Unlike most other police forces, officers in British forces are not generally equipped with firearms. The standard equipment for officers of the British police includes Hiatts handcuffs, an Airwaves radio, PAVA spray and ASP baton. Taser-trained officers also carry their X26 or X2 taser on the belt, and all officers may also wear optional pouches containing first-aid items or documentation. British police officers, and those of the Hong Kong Police Force, can also carry their warrant cards on their belts, although it is not a widespread use.

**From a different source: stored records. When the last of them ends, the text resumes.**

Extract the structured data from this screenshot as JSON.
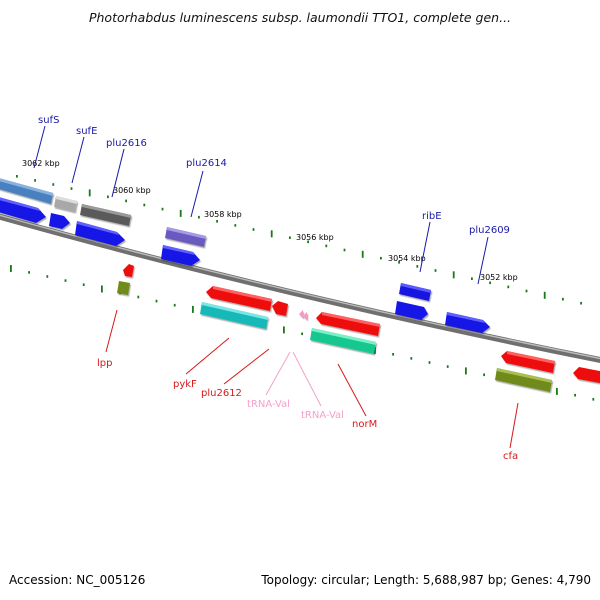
{
  "title": "Photorhabdus luminescens subsp. laumondii TTO1, complete gen...",
  "footer": {
    "accession_label": "Accession:",
    "accession": "NC_005126",
    "topology_label": "Topology:",
    "topology": "circular",
    "length_label": "Length:",
    "length": "5,688,987 bp",
    "genes_label": "Genes:",
    "genes": "4,790"
  },
  "colors": {
    "backbone": "#888888",
    "forward_tick": "#1a7a1a",
    "reverse_tick": "#1a7a1a",
    "forward_label": "#1a1aa8",
    "reverse_label": "#d81818",
    "trna_label": "#f4a0c8",
    "scale_label": "#000000"
  },
  "scale_labels": [
    "3062 kbp",
    "3060 kbp",
    "3058 kbp",
    "3056 kbp",
    "3054 kbp",
    "3052 kbp"
  ],
  "forward_gene_labels": [
    "sufS",
    "sufE",
    "plu2616",
    "plu2614",
    "ribE",
    "plu2609"
  ],
  "reverse_gene_labels": [
    "lpp",
    "pykF",
    "plu2612",
    "tRNA-Val",
    "tRNA-Val",
    "norM",
    "cfa"
  ]
}
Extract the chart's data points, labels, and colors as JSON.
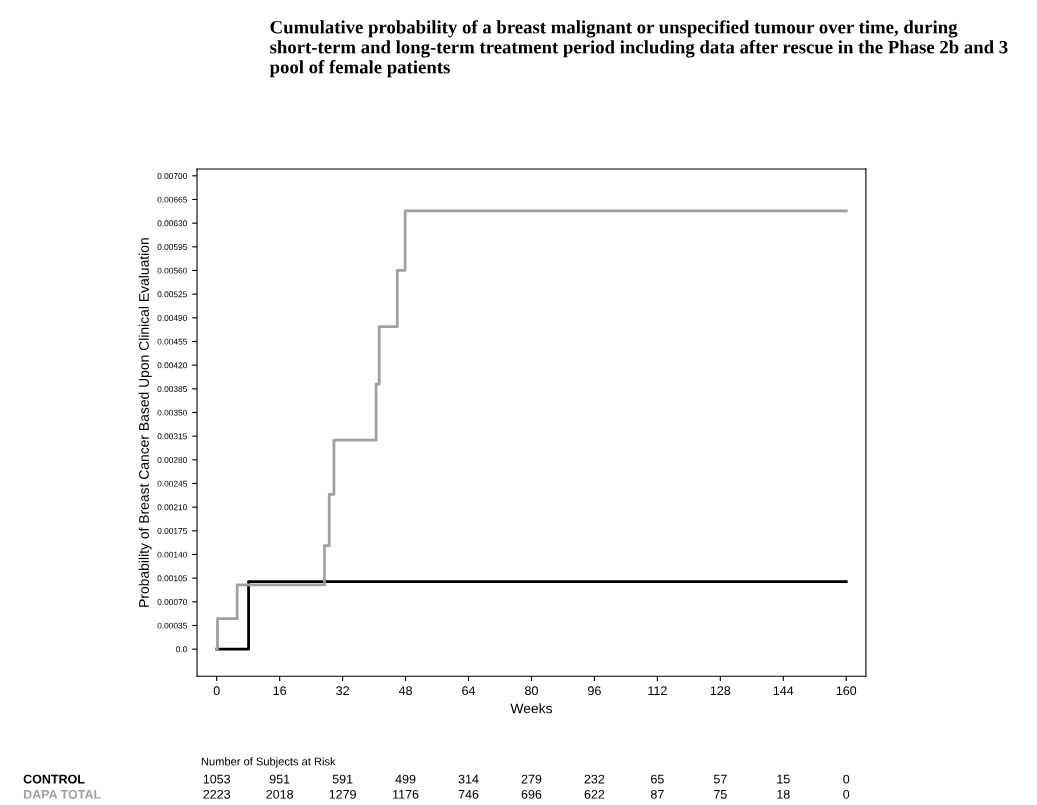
{
  "chart_data": {
    "type": "step",
    "title": "Cumulative probability of a breast malignant or unspecified tumour over time, during short-term and long-term treatment period including data after rescue in the Phase 2b and 3 pool of female patients",
    "xlabel": "Weeks",
    "ylabel": "Probability of Breast Cancer Based Upon Clinical Evaluation",
    "series": [
      {
        "name": "CONTROL",
        "color": "#000000",
        "x": [
          0,
          8.1,
          160
        ],
        "values": [
          0,
          0.001,
          0.001
        ]
      },
      {
        "name": "DAPA TOTAL",
        "color": "#a0a0a0",
        "x": [
          0,
          0.2,
          5.2,
          27.4,
          28.6,
          29.8,
          40.5,
          41.3,
          45.9,
          47.9,
          160
        ],
        "values": [
          0,
          0.00045,
          0.00095,
          0.00153,
          0.00229,
          0.00309,
          0.00392,
          0.00477,
          0.0056,
          0.00648,
          0.00648
        ]
      }
    ],
    "xlim": [
      -5,
      165
    ],
    "xticks": [
      0,
      16,
      32,
      48,
      64,
      80,
      96,
      112,
      128,
      144,
      160
    ],
    "ylim": [
      -0.0004,
      0.0071
    ],
    "yticks": [
      {
        "value": 0,
        "label": "0.0"
      },
      {
        "value": 0.00035,
        "label": "0.00035"
      },
      {
        "value": 0.0007,
        "label": "0.00070"
      },
      {
        "value": 0.00105,
        "label": "0.00105"
      },
      {
        "value": 0.0014,
        "label": "0.00140"
      },
      {
        "value": 0.00175,
        "label": "0.00175"
      },
      {
        "value": 0.0021,
        "label": "0.00210"
      },
      {
        "value": 0.00245,
        "label": "0.00245"
      },
      {
        "value": 0.0028,
        "label": "0.00280"
      },
      {
        "value": 0.00315,
        "label": "0.00315"
      },
      {
        "value": 0.0035,
        "label": "0.00350"
      },
      {
        "value": 0.00385,
        "label": "0.00385"
      },
      {
        "value": 0.0042,
        "label": "0.00420"
      },
      {
        "value": 0.00455,
        "label": "0.00455"
      },
      {
        "value": 0.0049,
        "label": "0.00490"
      },
      {
        "value": 0.00525,
        "label": "0.00525"
      },
      {
        "value": 0.0056,
        "label": "0.00560"
      },
      {
        "value": 0.00595,
        "label": "0.00595"
      },
      {
        "value": 0.0063,
        "label": "0.00630"
      },
      {
        "value": 0.00665,
        "label": "0.00665"
      },
      {
        "value": 0.007,
        "label": "0.00700"
      }
    ],
    "grid": false,
    "legend": false,
    "line_style": "solid",
    "marker": "none",
    "annotations": [
      "Number of Subjects at Risk",
      "1053 951 591 499 314 279 232 65 57 15 0",
      "2223 2018 1279 1176 746 696 622 87 75 18 0"
    ]
  }
}
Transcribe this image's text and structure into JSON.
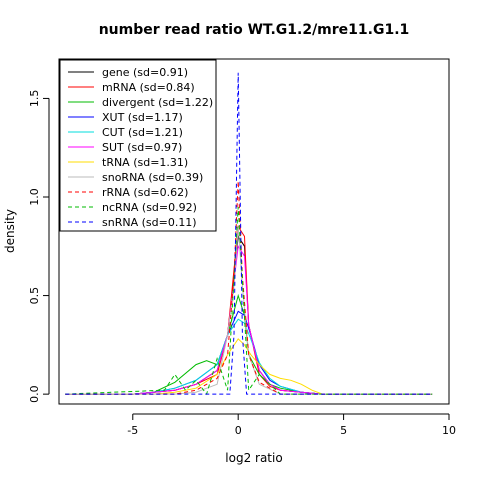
{
  "chart_data": {
    "type": "line",
    "title": "number read ratio WT.G1.2/mre11.G1.1",
    "xlabel": "log2 ratio",
    "ylabel": "density",
    "xlim": [
      -8.5,
      10
    ],
    "ylim": [
      -0.05,
      1.7
    ],
    "xticks": [
      -5,
      0,
      5,
      10
    ],
    "yticks": [
      0.0,
      0.5,
      1.0,
      1.5
    ],
    "xtick_labels": [
      "-5",
      "0",
      "5",
      "10"
    ],
    "ytick_labels": [
      "0.0",
      "0.5",
      "1.0",
      "1.5"
    ],
    "grid": false,
    "legend_position": "top-left",
    "series": [
      {
        "name": "gene (sd=0.91)",
        "color": "#000000",
        "dash": "solid",
        "x": [
          -8.2,
          -5,
          -4,
          -3,
          -2,
          -1,
          -0.5,
          0,
          0.3,
          0.5,
          1,
          1.5,
          2,
          3,
          4,
          5,
          9.2
        ],
        "y": [
          0,
          0,
          0.01,
          0.02,
          0.05,
          0.12,
          0.3,
          0.8,
          0.75,
          0.35,
          0.12,
          0.05,
          0.02,
          0.01,
          0,
          0,
          0
        ]
      },
      {
        "name": "mRNA (sd=0.84)",
        "color": "#ff0000",
        "dash": "solid",
        "x": [
          -8.2,
          -5,
          -4,
          -3,
          -2,
          -1,
          -0.5,
          0,
          0.3,
          0.5,
          1,
          1.5,
          2,
          3,
          4,
          5,
          9.2
        ],
        "y": [
          0,
          0,
          0.01,
          0.02,
          0.05,
          0.1,
          0.3,
          0.85,
          0.8,
          0.35,
          0.1,
          0.04,
          0.02,
          0.01,
          0,
          0,
          0
        ]
      },
      {
        "name": "divergent (sd=1.22)",
        "color": "#00bb00",
        "dash": "solid",
        "x": [
          -8.2,
          -5,
          -4,
          -3,
          -2,
          -1.5,
          -1,
          -0.5,
          0,
          0.3,
          0.5,
          1,
          1.5,
          2,
          3,
          4,
          9.2
        ],
        "y": [
          0,
          0,
          0.01,
          0.06,
          0.15,
          0.17,
          0.15,
          0.3,
          0.5,
          0.4,
          0.2,
          0.1,
          0.05,
          0.03,
          0.01,
          0,
          0
        ]
      },
      {
        "name": "XUT (sd=1.17)",
        "color": "#0000ff",
        "dash": "solid",
        "x": [
          -8.2,
          -5,
          -4,
          -3,
          -2,
          -1,
          -0.5,
          0,
          0.3,
          0.6,
          1,
          1.5,
          2,
          3,
          4,
          9.2
        ],
        "y": [
          0,
          0,
          0.01,
          0.03,
          0.07,
          0.15,
          0.3,
          0.42,
          0.4,
          0.3,
          0.15,
          0.07,
          0.04,
          0.01,
          0,
          0
        ]
      },
      {
        "name": "CUT (sd=1.21)",
        "color": "#00dddd",
        "dash": "solid",
        "x": [
          -8.2,
          -5,
          -4,
          -3,
          -2,
          -1,
          -0.5,
          0,
          0.3,
          0.6,
          1,
          1.5,
          2,
          3,
          4,
          9.2
        ],
        "y": [
          0,
          0,
          0.01,
          0.03,
          0.07,
          0.15,
          0.3,
          0.38,
          0.36,
          0.28,
          0.16,
          0.08,
          0.04,
          0.01,
          0,
          0
        ]
      },
      {
        "name": "SUT (sd=0.97)",
        "color": "#ff00ff",
        "dash": "solid",
        "x": [
          -8.2,
          -5,
          -4,
          -3,
          -2,
          -1,
          -0.5,
          0,
          0.3,
          0.5,
          1,
          1.5,
          2,
          3,
          4,
          9.2
        ],
        "y": [
          0,
          0,
          0.01,
          0.02,
          0.05,
          0.12,
          0.3,
          0.75,
          0.7,
          0.35,
          0.12,
          0.05,
          0.02,
          0.01,
          0,
          0
        ]
      },
      {
        "name": "tRNA (sd=1.31)",
        "color": "#ffdd00",
        "dash": "solid",
        "x": [
          -8.2,
          -5,
          -4,
          -3,
          -2,
          -1,
          -0.5,
          0,
          0.3,
          0.6,
          1,
          1.5,
          2,
          2.5,
          3,
          3.5,
          4,
          9.2
        ],
        "y": [
          0,
          0,
          0,
          0.01,
          0.03,
          0.1,
          0.2,
          0.28,
          0.25,
          0.2,
          0.15,
          0.1,
          0.08,
          0.07,
          0.05,
          0.02,
          0,
          0
        ]
      },
      {
        "name": "snoRNA (sd=0.39)",
        "color": "#bbbbbb",
        "dash": "solid",
        "x": [
          -8.2,
          -3,
          -2,
          -1,
          -0.5,
          -0.2,
          0,
          0.2,
          0.5,
          1,
          2,
          9.2
        ],
        "y": [
          0,
          0,
          0.01,
          0.05,
          0.3,
          0.55,
          0.85,
          0.55,
          0.2,
          0.05,
          0,
          0
        ]
      },
      {
        "name": "rRNA (sd=0.62)",
        "color": "#ff0000",
        "dash": "dashed",
        "x": [
          -8.2,
          -3,
          -2,
          -1,
          -0.5,
          -0.2,
          0,
          0.2,
          0.5,
          1,
          2,
          9.2
        ],
        "y": [
          0,
          0,
          0.02,
          0.08,
          0.2,
          0.6,
          1.08,
          0.6,
          0.2,
          0.06,
          0,
          0
        ]
      },
      {
        "name": "ncRNA (sd=0.92)",
        "color": "#00bb00",
        "dash": "dashed",
        "x": [
          -8.2,
          -3.5,
          -3,
          -2.5,
          -2,
          -1.5,
          -1,
          -0.5,
          0,
          0.5,
          1,
          2,
          9.2
        ],
        "y": [
          0,
          0.02,
          0.1,
          0.02,
          0.07,
          0,
          0.18,
          0.02,
          0.95,
          0.02,
          0.1,
          0,
          0
        ]
      },
      {
        "name": "snRNA (sd=0.11)",
        "color": "#0000ff",
        "dash": "dashed",
        "x": [
          -8.2,
          -1,
          -0.4,
          -0.2,
          0,
          0.2,
          0.4,
          0.8,
          9.2
        ],
        "y": [
          0,
          0,
          0,
          0.3,
          1.63,
          0.3,
          0,
          0,
          0
        ]
      }
    ]
  }
}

Firearms trained officers may carry their sidearm on a belt, however drop-leg holsters are the norm. Officers of the Police Service of Northern Ireland, one of the small number of routinely armed forces, typically carry their sidearms and magazines on their duty belt.

===HM Prison Service===

Prison officers in British prisons are equipped with a duty belt to assist them in their job. On their belt they carry various pouches for the prison security keys, radio pouch, baton holster, Pava spray and rigid bar handcuffs.

== Concerns and remedies ==
American police officers often carry more than 20 lbs. (9 kg) of equipment. Many police officers develop health conditions, such as chronic back problems, as a result of this.
Officers with back problems sometimes use suspenders, which transfer some of the belt's weight to the shoulders, reducing the amount of weight concentrated at the waist.

Some officers are also switching to harnesses. This harness goes over their stab vest or ballistic vest and reduces the need for officers to keep reaching around to get their equipment. Some officers have even stored their equipment in pockets of their coats or trousers, however this is not recommended if an officer needs to reach for the equipment quickly.